Par ailleurs, le gouvernement s’est engagé à respecter la Convention du Cap – qui vise à résoudre le problème de l’obtention de droits certains et opposables portant sur des biens aéronautiques de grande valeur (cellules d’aéronefs, moteurs d’avion, hélicoptères…) rassurant ainsi les sociétés de leasing internationales, qui vont voir leurs coûts d’assurance diminuer sensiblement.
Depuis cette initiative, Royal Air Maroc et Qatar Airways ont lancé des liaisons avec le Nigeria, tandis qu’Emirates a repris du service en octobre 2024, après une suspension de près de deux ans.
L’ambition de devenir une plaque tournante du trafic aérien dans la sous-région n’est pas que nigériane. À Lomé, Asky Airlines rêve d’un hub régional connecté à l’Afrique et au-delà. À Abidjan, les travaux de modernisation pour transformer l’aéroport Félix Houphouët-Boigny en un point de passage incontournable ne sont pas encore achevés et Air Côte d’Ivoire continue de renforcer sa flotte ainsi que ses dessertes. À Dakar, l’Aéroport international Blaise Diagne (AIBD) veut s’imposer comme « le cœur d’un dispositif qui entend rivaliser avec les grands du continent ». La bataille pour les cieux ouest-africains semble lancée. Selon les moyens de bord.

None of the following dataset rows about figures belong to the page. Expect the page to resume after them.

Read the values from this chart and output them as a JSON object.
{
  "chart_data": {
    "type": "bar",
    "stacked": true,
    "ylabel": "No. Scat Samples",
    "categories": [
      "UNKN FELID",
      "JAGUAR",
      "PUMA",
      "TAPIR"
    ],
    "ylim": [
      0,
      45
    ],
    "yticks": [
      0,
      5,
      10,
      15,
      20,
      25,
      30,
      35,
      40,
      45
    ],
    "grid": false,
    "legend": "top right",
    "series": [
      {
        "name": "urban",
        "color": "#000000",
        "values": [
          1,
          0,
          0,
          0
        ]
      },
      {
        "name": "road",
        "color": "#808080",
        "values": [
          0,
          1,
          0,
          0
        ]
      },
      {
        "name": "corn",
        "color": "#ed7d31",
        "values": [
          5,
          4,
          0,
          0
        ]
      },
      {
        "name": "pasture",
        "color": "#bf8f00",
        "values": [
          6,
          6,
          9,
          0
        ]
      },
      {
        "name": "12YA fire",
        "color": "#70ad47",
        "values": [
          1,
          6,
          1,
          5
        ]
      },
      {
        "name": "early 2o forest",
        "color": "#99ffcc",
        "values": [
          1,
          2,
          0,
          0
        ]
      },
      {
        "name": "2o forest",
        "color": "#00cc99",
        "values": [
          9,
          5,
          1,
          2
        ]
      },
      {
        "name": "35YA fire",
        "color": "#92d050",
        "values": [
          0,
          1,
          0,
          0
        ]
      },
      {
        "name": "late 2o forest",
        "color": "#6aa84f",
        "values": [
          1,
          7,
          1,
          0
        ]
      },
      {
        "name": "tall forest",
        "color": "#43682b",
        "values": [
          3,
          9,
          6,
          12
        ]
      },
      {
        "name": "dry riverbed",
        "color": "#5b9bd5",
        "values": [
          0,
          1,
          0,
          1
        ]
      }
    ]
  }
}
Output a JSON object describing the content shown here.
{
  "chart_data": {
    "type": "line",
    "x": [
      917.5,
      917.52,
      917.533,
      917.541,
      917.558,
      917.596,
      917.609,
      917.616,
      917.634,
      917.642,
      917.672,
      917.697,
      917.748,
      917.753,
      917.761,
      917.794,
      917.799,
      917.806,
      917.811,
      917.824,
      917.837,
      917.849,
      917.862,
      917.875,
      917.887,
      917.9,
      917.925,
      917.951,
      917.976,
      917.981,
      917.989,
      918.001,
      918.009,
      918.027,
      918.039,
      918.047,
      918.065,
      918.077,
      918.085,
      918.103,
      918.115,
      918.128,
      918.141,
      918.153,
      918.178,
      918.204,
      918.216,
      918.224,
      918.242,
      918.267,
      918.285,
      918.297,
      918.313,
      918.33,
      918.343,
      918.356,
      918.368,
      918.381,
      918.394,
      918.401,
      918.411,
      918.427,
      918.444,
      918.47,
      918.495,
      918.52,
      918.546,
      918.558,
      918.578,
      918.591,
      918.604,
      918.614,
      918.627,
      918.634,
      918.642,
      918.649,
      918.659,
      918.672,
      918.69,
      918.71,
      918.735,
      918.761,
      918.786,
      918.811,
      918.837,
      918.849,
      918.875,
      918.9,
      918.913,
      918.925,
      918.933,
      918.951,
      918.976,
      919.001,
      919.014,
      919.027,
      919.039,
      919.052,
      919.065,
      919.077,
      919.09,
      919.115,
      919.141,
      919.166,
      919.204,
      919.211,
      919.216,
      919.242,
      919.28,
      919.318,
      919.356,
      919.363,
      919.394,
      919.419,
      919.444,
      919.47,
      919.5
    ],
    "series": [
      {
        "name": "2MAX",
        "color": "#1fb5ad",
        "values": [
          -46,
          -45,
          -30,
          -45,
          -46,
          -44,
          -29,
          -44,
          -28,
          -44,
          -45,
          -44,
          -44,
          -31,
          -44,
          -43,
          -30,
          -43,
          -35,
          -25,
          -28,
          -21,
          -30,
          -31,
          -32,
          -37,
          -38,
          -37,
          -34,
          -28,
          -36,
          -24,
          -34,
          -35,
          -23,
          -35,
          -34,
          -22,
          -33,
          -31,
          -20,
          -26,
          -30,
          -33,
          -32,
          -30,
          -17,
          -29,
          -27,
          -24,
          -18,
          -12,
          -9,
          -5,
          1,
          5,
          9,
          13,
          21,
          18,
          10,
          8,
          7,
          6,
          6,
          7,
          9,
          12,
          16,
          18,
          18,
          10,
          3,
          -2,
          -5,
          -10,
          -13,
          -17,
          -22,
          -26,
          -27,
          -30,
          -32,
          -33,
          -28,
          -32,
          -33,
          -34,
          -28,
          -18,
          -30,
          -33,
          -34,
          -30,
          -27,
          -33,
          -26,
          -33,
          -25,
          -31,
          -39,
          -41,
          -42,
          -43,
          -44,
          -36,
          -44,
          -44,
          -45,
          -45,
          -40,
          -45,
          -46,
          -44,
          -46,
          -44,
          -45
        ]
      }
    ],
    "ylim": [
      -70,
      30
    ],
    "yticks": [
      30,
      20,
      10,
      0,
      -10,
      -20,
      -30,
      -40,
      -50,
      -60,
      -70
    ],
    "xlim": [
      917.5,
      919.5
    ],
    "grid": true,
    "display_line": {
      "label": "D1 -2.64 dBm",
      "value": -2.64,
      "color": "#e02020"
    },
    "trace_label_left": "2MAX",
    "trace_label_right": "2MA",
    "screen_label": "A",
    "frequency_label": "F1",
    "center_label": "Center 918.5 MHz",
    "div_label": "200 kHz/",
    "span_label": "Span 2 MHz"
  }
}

Mais derrière les grands projets et les discours ambitieux, une question reste centrale : comment construire une souveraineté aérienne dans un continent où le kérosène, importé à prix d’or, pèse 40 % du prix des billets, contre 25 % ailleurs dans le monde ? Doudou Ka, ancien patron de l’AIBD entre 2020 et 2022, a son idée : « Développer des champions nationaux et poser les bases d’un développement endogène du secteur aérien ». Une vision qui va au-delà des infrastructures : il s’agit aussi de maîtriser la chaîne de valeur, du carburant aux centres de maintenance, en passant par la formation des pilotes. « Une meilleure intégration des infrastructures locales et une production régionale de carburant pourraient aider à réduire ces coûts et à rendre le transport aérien plus abordable », indique aussi M. Ka qui a été notamment ministre des Transports aériens du développement des infrastructures aéroportuaires au Sénégal. « La sous-capitalisation des compagnies est aussi un des principaux problèmes surtout dans un secteur du transport aérien très capitalistique. »
Pour le pays de la Teranga qui compte également sur ses aérogares locales, l’AIBD est engagé dans la reconstruction des aéroports régionaux. Ces travaux vont notamment permettre de relier le sud du Sénégal, en particulier la Casamance, directement à l’Europe via le renforcement des capacités de l’aéroport de Cap Skirring. Cette région, reconnue pour son potentiel touristique, espère ainsi attirer de nouveau les visiteurs internationaux après plusieurs années de faible fréquentation.
Autre avancée, le 28 octobre dernier, l’Académie internationale des métiers de l’aviation civile (AIMAC), filiale de l’AIBD, a inauguré son campus de Dakar. Ce campus est le deuxième site de formation ouvert par l’AIMAC, après celui de la base aérienne de Thiès en collaboration avec l’Armée de l’air, où la première promotion de pilotes et de techniciens en maintenance est déjà en formation. Une infrastructure qui permettra aux futurs pilotes et techniciens de se former sur place, sans aller forcément vers des écoles étrangères. Un modèle éthiopien qui a fait ses preuves et que le Sénégal tente de répliquer, surtout avec les ambitions que porte sa compagnie nationale Air Sénégal.
« L’Académie vient renforcer l’autonomie et l’excellence du Sénégal dans le secteur aéronautique, avec des programmes tels que la formation de pilotes et la gestion aéroportuaire. Cela s’inscrit dans le dispositif nécessaire au développement d’Air Sénégal », convient Doudou Ka.
Des enjeux communs à l’ensemble de la région, dont les observateurs se réjouissent qu’ils soient inscrits à l’agenda politique.